Linked in thru Drudge Report as The Man Who Shot Michael Brown Ferguson cop who killed black teen breaks silence...

 

 

The Cop

by Frank Halpern

 

An extensive interview with Darren Wilson the former police officer who shot and killed eighteen-year-old Michael Brown in Ferguson, Missouri.

 

This March, I spent several days at his home. The first time I pulled up to the curb, Wilson, who is six feet four and weighs two hundred and fifteen pounds, immediately stepped outside, wearing a hat and sunglasses. He had seen me arriving on security cameras that are synched to his phone.

 

After a recap of events transpiring after the shooting:

 

During our conversations, Wilson typically sat in a recliner, holding his baby daughter, who was born in March. He said that, after Brown’s death, people “had made threats about doing something to my unborn child.” Wilson, a former Boy Scout with round cheeks and blue eyes, speaks with a muted drawl. When Barb went to the hospital to give birth, he said, “I made her check in anonymously.”

 

The baby has helped Wilson, who also has two stepsons, accept the constrictions of his current situation. It has also allowed him to maintain a pointed distance from the furor that the shooting helped to unleash.

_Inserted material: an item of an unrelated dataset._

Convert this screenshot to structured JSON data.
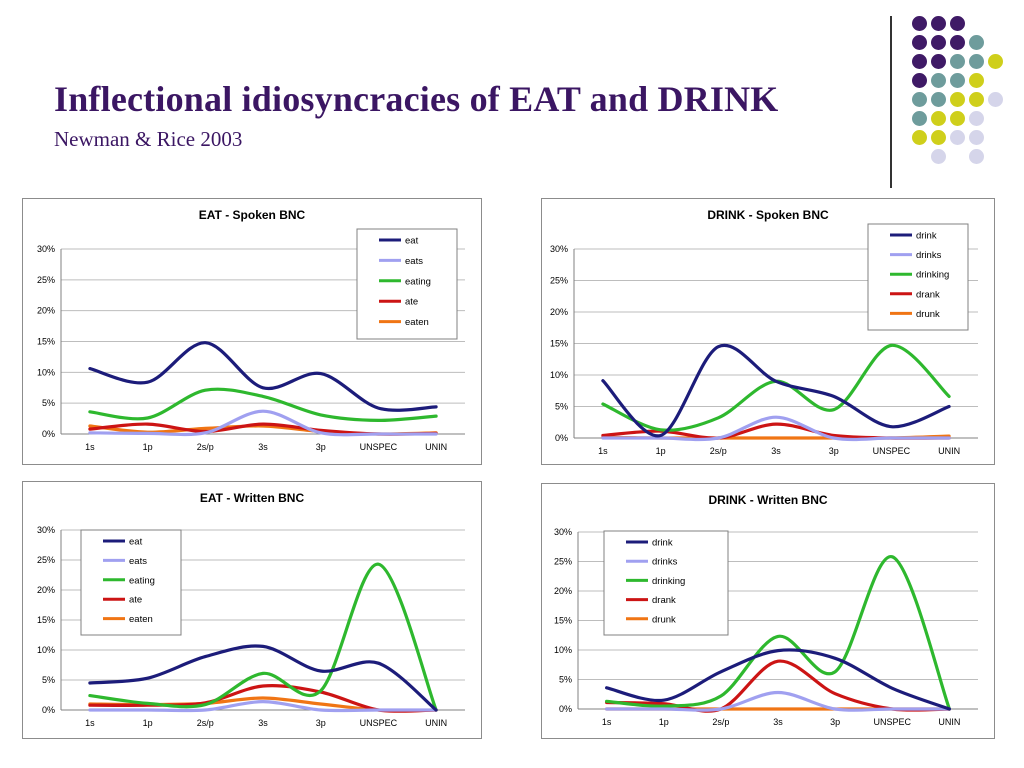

He told me that he had not read the Justice Department’s report on the systemic racism in Ferguson. “I don’t have any desire,” he said. “I’m not going to keep living in the past about what Ferguson did. It’s out of my control.”

 

The story, after this, includes a brief take on his childhood, and several highlights from his training for and short career in the police department. The story comes across as a human interest story from a reporter that does not come across as having an axe to grind. It also include a brief biographical outline of Michael Brown. This 10,000+ word article also adds some perspective of watching the events unfold after the shooting from Darren's wife's (who was also an officer) input.